We went to the doctor, they did some tests (not that I know exactly what they were) and then told my parents the words no new, 26 year old parents want to hear, that their daughter will never be able to walk ever in her life. Starting my life off with doubt. From there I went to CHOP for every doctor appointment, botoxs (in the legs, obviously people), casts and even an 8 hour surgery. I basically lived at the hospital until I was about 16. I am 19 now… Do the math. I know that hospital like the mole on the side of my wrist; it is quite strange.

The most noticeable feature of my incredible disability is my muscular spasticity, mainly through my gait. My CP is hemiplegic, meaning that it affects the brain that controls muscle movements. WebMD, my ~trusted~ doctor, describes my specific case as hemiparesis, which means a weakness on one side of the body. Some of the classic signs of this include: stiffness and weakness in muscles on one side of the body, only using one hand or favoring one hand before the age of 3 years, keeping one hand in a fist, difficulty with walking and balance, difficulty with fine motor tasks like writing or using scissors, delay in reaching expected developmental milestones such as rolling over, sitting up, crawling, or smiling.

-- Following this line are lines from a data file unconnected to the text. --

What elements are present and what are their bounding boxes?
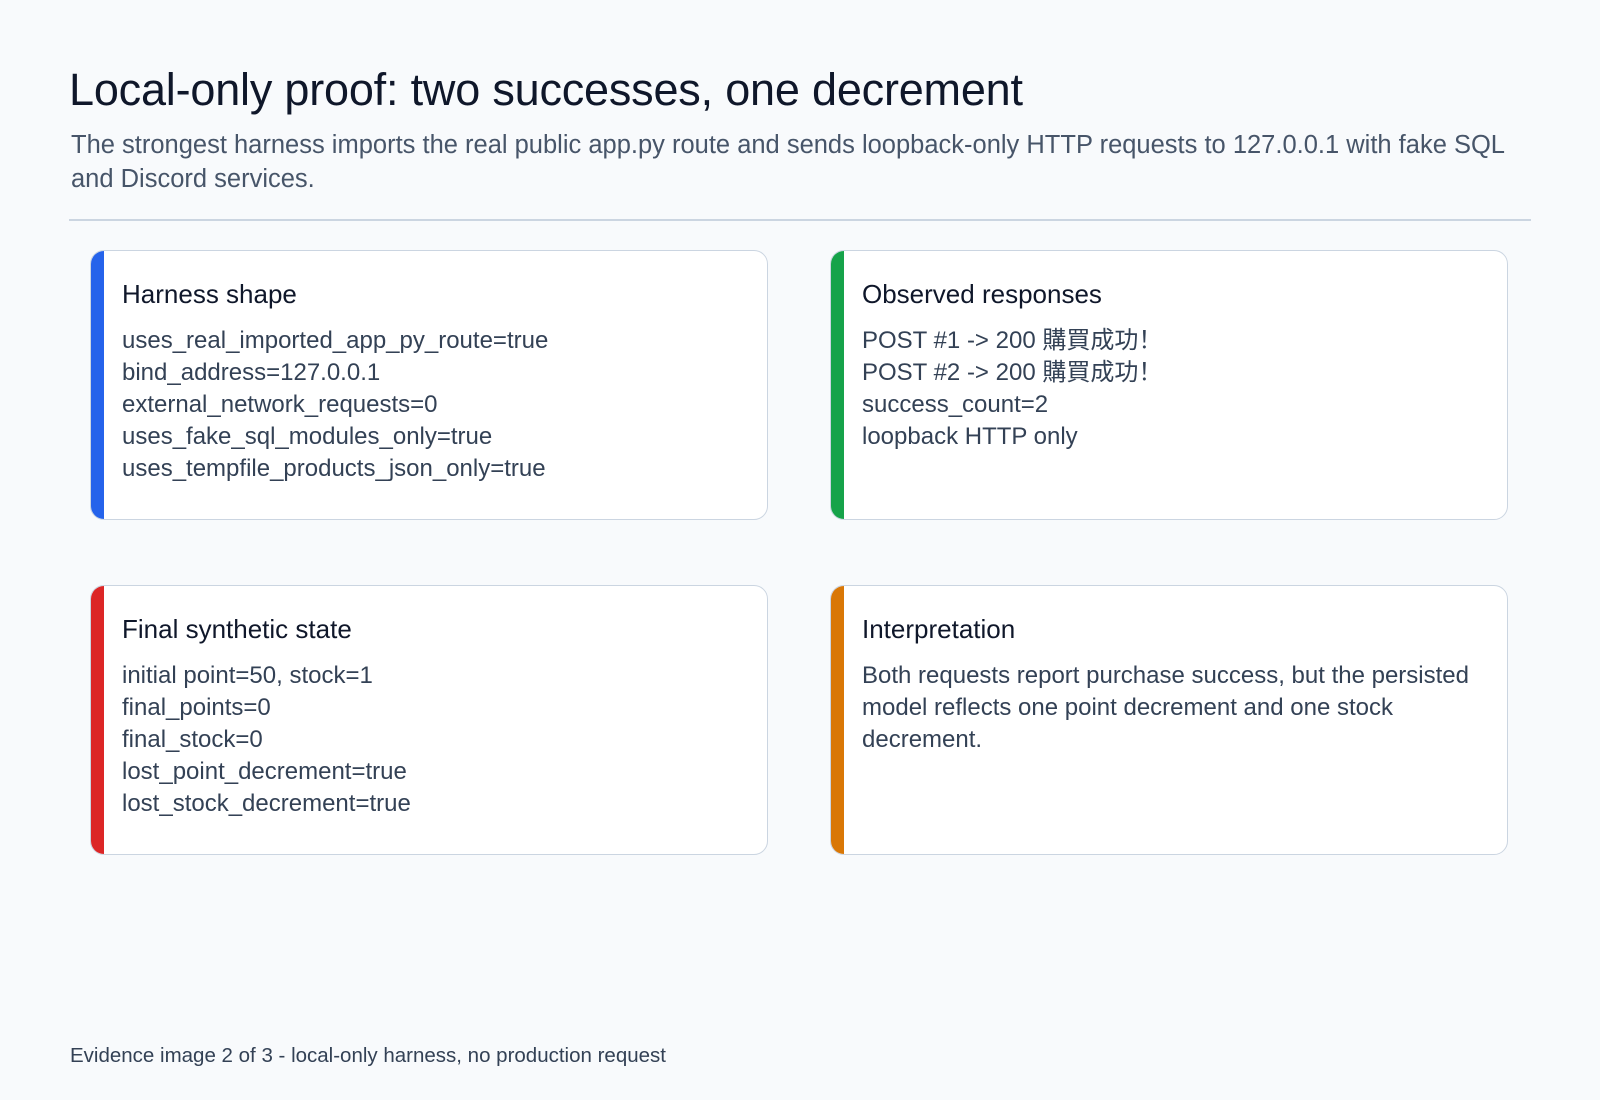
harness-shape-list: uses_real_imported_app_py_route=true bin… — [122, 325, 548, 485]
list-item: lost_point_decrement=true — [122, 758, 407, 785]
list-item: POST #1 -> 200 購買成功！ — [862, 327, 1163, 354]
harness-shape-card: Harness shape uses_real_imported_app_py_… — [90, 250, 768, 520]
footer-caption: Evidence image 2 of 3 - local-only harne… — [70, 1044, 666, 1067]
list-item: success_count=2 — [862, 391, 1049, 418]
card-title: Observed responses — [862, 279, 1102, 309]
list-item: bind_address=127.0.0.1 — [122, 359, 381, 386]
list-item: uses_fake_sql_modules_only=true — [122, 423, 493, 450]
list-item: uses_real_imported_app_py_route=true — [122, 327, 549, 354]
header-divider — [69, 219, 1531, 221]
list-item: uses_tempfile_products_json_only=true — [122, 455, 546, 482]
card-accent-bar — [831, 586, 844, 854]
final-state-list: initial point=50, stock=1 final_points=0… — [122, 660, 411, 820]
card-title: Final synthetic state — [122, 614, 352, 644]
list-item: loopback HTTP only — [862, 423, 1078, 450]
list-item: final_points=0 — [122, 694, 271, 721]
list-item: initial point=50, stock=1 — [122, 662, 373, 689]
observed-responses-card: Observed responses POST #1 -> 200 購買成功！ … — [830, 250, 1508, 520]
final-synthetic-state-card: Final synthetic state initial point=50, … — [90, 585, 768, 855]
page-title: Local-only proof: two successes, one dec… — [69, 64, 1023, 115]
card-title: Interpretation — [862, 614, 1016, 644]
list-item: external_network_requests=0 — [122, 391, 438, 418]
list-item: POST #2 -> 200 購買成功！ — [862, 359, 1163, 386]
list-item: final_stock=0 — [122, 726, 263, 753]
card-accent-bar — [91, 586, 104, 854]
card-accent-bar — [91, 251, 104, 519]
page-subtitle: The strongest harness imports the real p… — [71, 131, 1505, 193]
interpretation-text: Both requests report purchase success, b… — [862, 662, 1469, 753]
card-accent-bar — [831, 251, 844, 519]
interpretation-card: Interpretation Both requests report purc… — [830, 585, 1508, 855]
observed-responses-list: POST #1 -> 200 購買成功！ POST #2 -> 200 購買成功… — [862, 325, 1162, 453]
card-title: Harness shape — [122, 279, 297, 309]
list-item: lost_stock_decrement=true — [122, 790, 411, 817]
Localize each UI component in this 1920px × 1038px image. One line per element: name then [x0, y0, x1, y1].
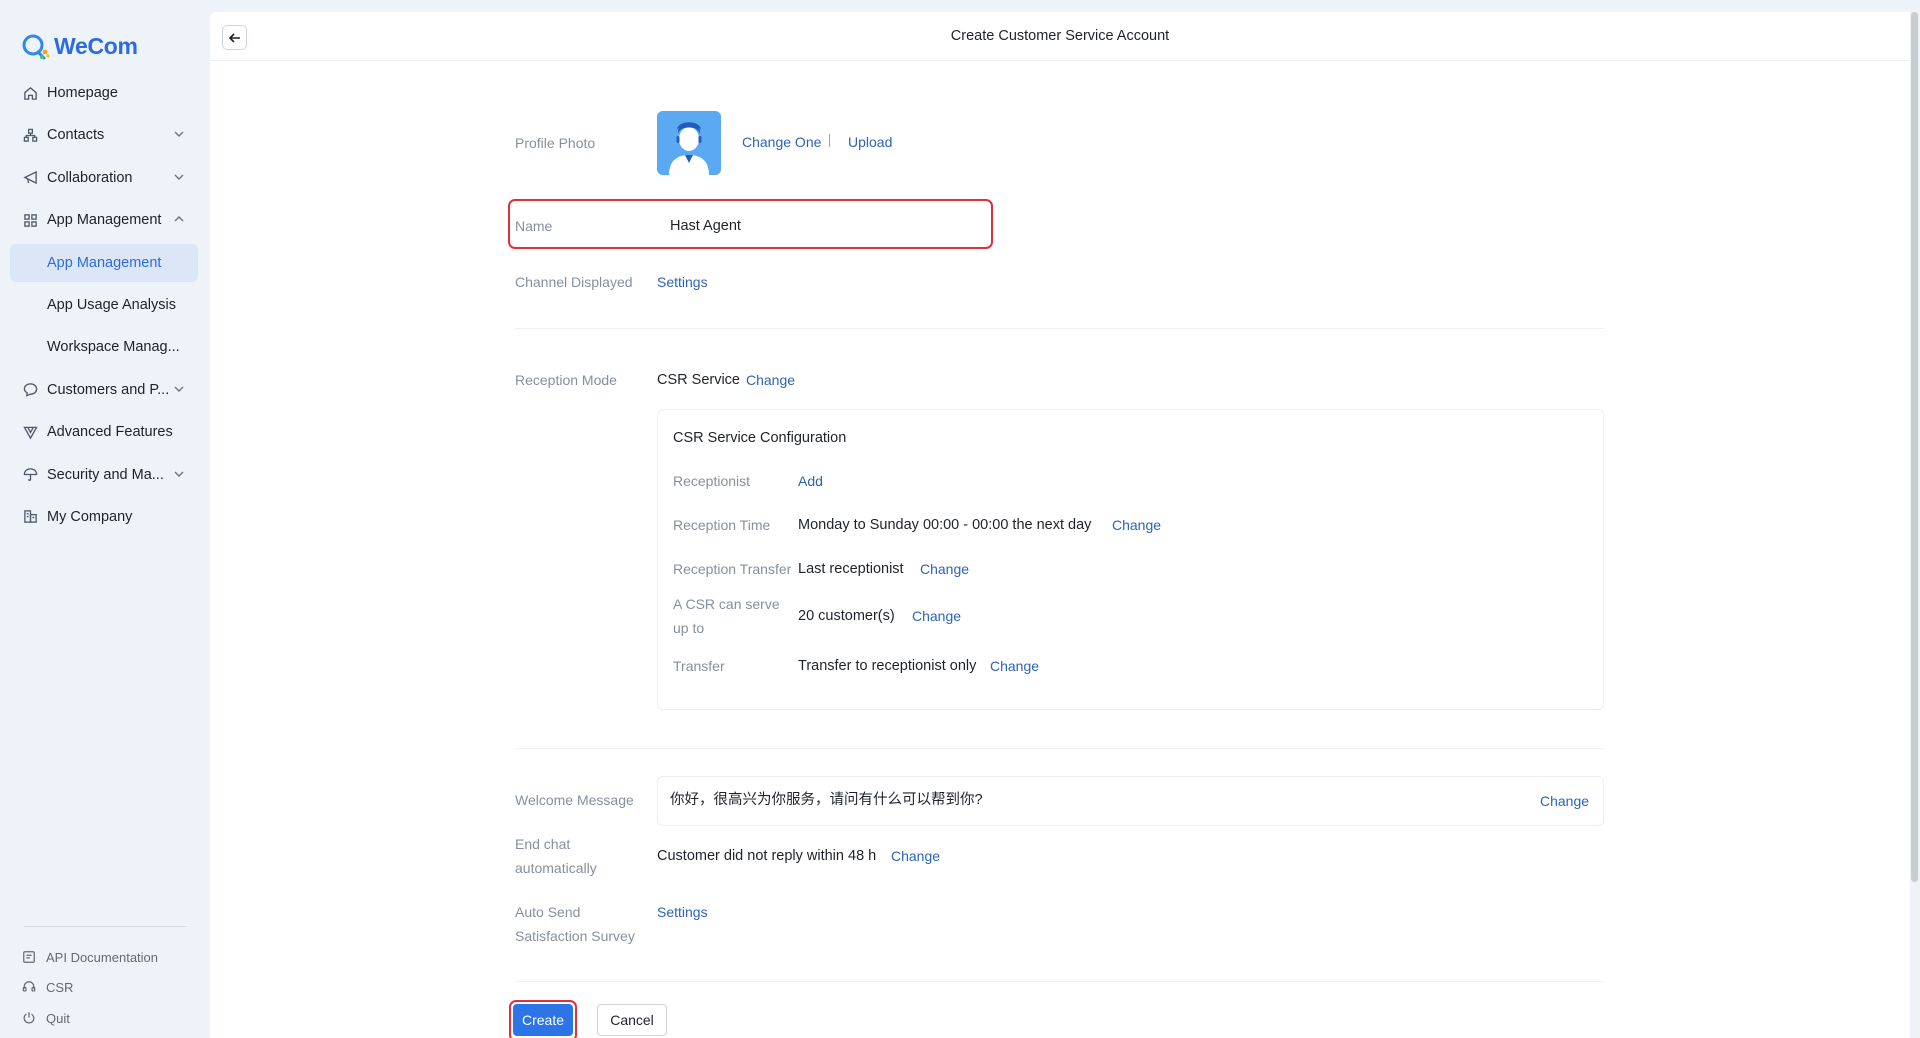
chevron-up-icon	[174, 216, 184, 222]
sidebar-subitem-app-management[interactable]: App Management	[10, 243, 198, 282]
end-chat-label-line2: automatically	[515, 860, 597, 876]
welcome-message-change-link[interactable]: Change	[1540, 789, 1589, 813]
sidebar-bottom-label: CSR	[46, 980, 74, 996]
sidebar-item-homepage[interactable]: Homepage	[10, 74, 198, 112]
transfer-label: Transfer	[673, 658, 725, 674]
sidebar-item-label: App Usage Analysis	[47, 296, 176, 313]
sidebar-item-label: Security and Ma...	[47, 466, 164, 483]
sidebar-item-contacts[interactable]: Contacts	[10, 116, 198, 154]
section-divider	[515, 748, 1604, 749]
apps-grid-icon	[22, 212, 38, 228]
create-highlight-box	[509, 1000, 577, 1038]
wecom-logo-icon	[22, 34, 50, 60]
welcome-message-label: Welcome Message	[515, 792, 634, 808]
sidebar-link-quit[interactable]: Quit	[22, 1003, 158, 1034]
sidebar-nav: Homepage Contacts Collaboration App Mana…	[10, 74, 198, 540]
reception-mode-value: CSR Service	[657, 372, 740, 388]
section-divider	[515, 981, 1604, 982]
main-panel: Create Customer Service Account Profile …	[210, 12, 1910, 1038]
chat-bubble-icon	[22, 382, 38, 398]
photo-links-separator	[829, 134, 830, 147]
survey-label-line1: Auto Send	[515, 904, 581, 920]
page-scrollbar[interactable]	[1911, 12, 1918, 882]
sidebar: WeCom Homepage Contacts Collaboration Ap…	[0, 0, 210, 1038]
sidebar-link-api-documentation[interactable]: API Documentation	[22, 942, 158, 973]
advanced-icon	[22, 424, 38, 440]
cancel-button[interactable]: Cancel	[597, 1004, 667, 1036]
sidebar-item-label: Contacts	[47, 127, 105, 144]
top-bar: Create Customer Service Account	[210, 12, 1910, 61]
receptionist-label: Receptionist	[673, 473, 751, 489]
collaboration-icon	[22, 170, 38, 186]
sidebar-item-label: Workspace Manag...	[47, 339, 180, 356]
sidebar-divider	[24, 926, 187, 927]
umbrella-icon	[22, 467, 38, 483]
section-divider	[515, 328, 1604, 329]
end-chat-value: Customer did not reply within 48 h	[657, 848, 877, 864]
reception-mode-label: Reception Mode	[515, 372, 617, 388]
reception-time-value: Monday to Sunday 00:00 - 00:00 the next …	[798, 517, 1092, 533]
headset-icon	[22, 980, 37, 995]
sidebar-item-security[interactable]: Security and Ma...	[10, 456, 198, 494]
upload-photo-link[interactable]: Upload	[848, 130, 892, 154]
end-chat-label-line1: End chat	[515, 836, 571, 852]
transfer-change-link[interactable]: Change	[990, 654, 1039, 678]
sidebar-bottom-label: API Documentation	[46, 949, 159, 965]
sidebar-item-label: Homepage	[47, 85, 118, 101]
chevron-down-icon	[174, 174, 184, 180]
end-chat-change-link[interactable]: Change	[891, 844, 940, 868]
sidebar-subitem-app-usage-analysis[interactable]: App Usage Analysis	[10, 286, 198, 324]
name-highlight-box	[508, 199, 993, 249]
sidebar-item-advanced-features[interactable]: Advanced Features	[10, 413, 198, 451]
chevron-down-icon	[174, 471, 184, 477]
sidebar-subitem-workspace-management[interactable]: Workspace Manag...	[10, 328, 198, 366]
contacts-icon	[22, 127, 38, 143]
profile-photo-label: Profile Photo	[515, 135, 596, 151]
reception-mode-change-link[interactable]: Change	[746, 368, 795, 392]
serve-up-to-value: 20 customer(s)	[798, 608, 895, 624]
sidebar-item-customers[interactable]: Customers and P...	[10, 371, 198, 409]
change-photo-link[interactable]: Change One	[742, 130, 821, 154]
reception-transfer-value: Last receptionist	[798, 561, 904, 577]
serve-up-to-label-line1: A CSR can serve	[673, 596, 780, 612]
power-icon	[22, 1011, 37, 1026]
sidebar-item-label: App Management	[47, 254, 162, 271]
profile-photo-avatar[interactable]	[657, 111, 721, 175]
transfer-value: Transfer to receptionist only	[798, 658, 977, 674]
wecom-logo[interactable]: WeCom	[20, 32, 138, 60]
serve-up-to-label-line2: up to	[673, 620, 705, 636]
sidebar-item-label: Advanced Features	[47, 424, 173, 441]
reception-time-change-link[interactable]: Change	[1112, 513, 1161, 537]
chevron-down-icon	[174, 386, 184, 392]
sidebar-link-csr[interactable]: CSR	[22, 973, 158, 1004]
sidebar-item-label: Collaboration	[47, 169, 133, 186]
survey-label-line2: Satisfaction Survey	[515, 928, 635, 944]
channel-displayed-label: Channel Displayed	[515, 274, 633, 290]
chevron-down-icon	[174, 131, 184, 138]
home-icon	[22, 85, 38, 101]
csr-config-title: CSR Service Configuration	[673, 430, 847, 446]
logo-text: WeCom	[54, 32, 138, 59]
reception-transfer-change-link[interactable]: Change	[920, 557, 969, 581]
reception-time-label: Reception Time	[673, 517, 771, 533]
sidebar-bottom-label: Quit	[46, 1010, 70, 1026]
company-icon	[22, 509, 38, 525]
serve-up-to-change-link[interactable]: Change	[912, 604, 961, 628]
sidebar-item-label: My Company	[47, 508, 133, 525]
sidebar-item-app-management[interactable]: App Management	[10, 201, 198, 239]
agent-avatar-icon	[657, 111, 721, 175]
sidebar-item-label: App Management	[47, 212, 162, 229]
sidebar-bottom-nav: API Documentation CSR Quit	[22, 942, 158, 1034]
page-title: Create Customer Service Account	[950, 28, 1170, 44]
survey-settings-link[interactable]: Settings	[657, 900, 708, 924]
add-receptionist-link[interactable]: Add	[798, 469, 823, 493]
reception-transfer-label: Reception Transfer	[673, 561, 792, 577]
sidebar-item-collaboration[interactable]: Collaboration	[10, 159, 198, 197]
sidebar-item-my-company[interactable]: My Company	[10, 498, 198, 536]
channel-settings-link[interactable]: Settings	[657, 270, 708, 294]
sidebar-item-label: Customers and P...	[47, 381, 170, 398]
welcome-message-text: 你好，很高兴为你服务，请问有什么可以帮到你?	[670, 792, 983, 808]
document-icon	[22, 950, 37, 965]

While the symptoms, and the severity of each, vary from each individual, I do show bits of each. For example, I am currently typing this post with one hand while my left hand in curled in a half fist next to me. This is due to general stiffness on my left side. I can use my left hand to type and do other things, but it isn’t as flexible - my fingers cannot move fast and bend enough to type the keys in the same rhythm as my right hand. It just gets in the way. I know a girl with CP who can’t type with her hands at all and instead must rely on speech-to-text for all “typing” necessities.

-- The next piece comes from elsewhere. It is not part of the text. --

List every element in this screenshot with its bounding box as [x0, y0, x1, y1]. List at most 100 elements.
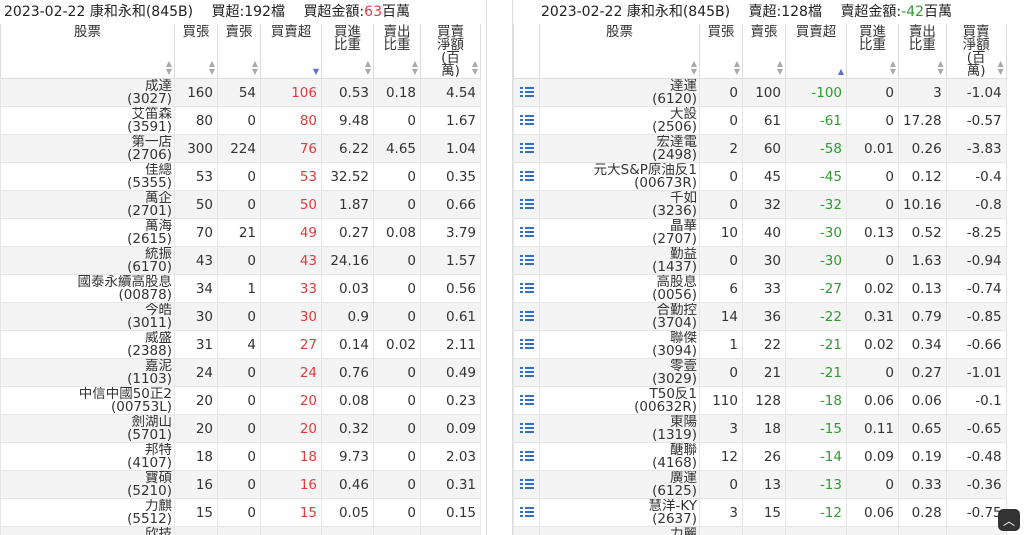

A common misconception about disabilities is that it affects the intelligence of the person. I can tell you that is just downright wrong. The intelligence of the person never correlates with the conditions. I know some genius people who cannot speak as clearly or with ease, but has run an entire theater company for other disabled children. Another girl I know has starred in a movie and attends a prestigious college, despite the fact that she cannot walk without an assistive device. I will say factually that some people can have some learning and developmental disabilities and disorders as a result from the brain damage that causes CP in the first place. I, for example, was diagnosed with Attention Deficit/Hyperactive Disorder, which was proven to be caused by the same brain injury that caused my disability. Others can have a speech delay, lack of communication and social skills, sensory defects and seizures. Each individual case is different and dependent on various factors, including therapy, severity of injury, environment and many others. A lot of the other conditions related to Cerebral Palsy can be “cured”, and some are not.

The last misconception that I will knowledge you about is that people with CP are helpless. I know damn sure they are not. Do some of us need help? Yes, it can be hard to go about life and there are some obstacles, physically, mentally and emotionally. However, just because we do have some obstacles and might be struggling in the club, does not mean we need our knight in shining armour. It can be pretty empowering to do something, like get up a flight of stairs slowly or type this blog with one hand might seem difficult, but hey, we thrive on accommodating and adapting ourselves. Multiple times, I’ve seen people try to help adult persons with disabilities sock puppet, because they saw them struggling, only for those people to then make some boss ass puppets with no help at all. I suggest we all take some time to sit down and try to make sock puppets as good as they did, even with their limitations.

Now, that is the end of my lecture on Cerebral Palsy. Someone hire me to be a public speaker, thanks :) I will say, if you read none of what I wrote, which is a damn shame, if you ever have a question about Cerebral Palsy (or any disability, not about exclusion here people), just ask!! I guarantee you the person, if they are at all like me, will love to give you their own version of the CP spiel.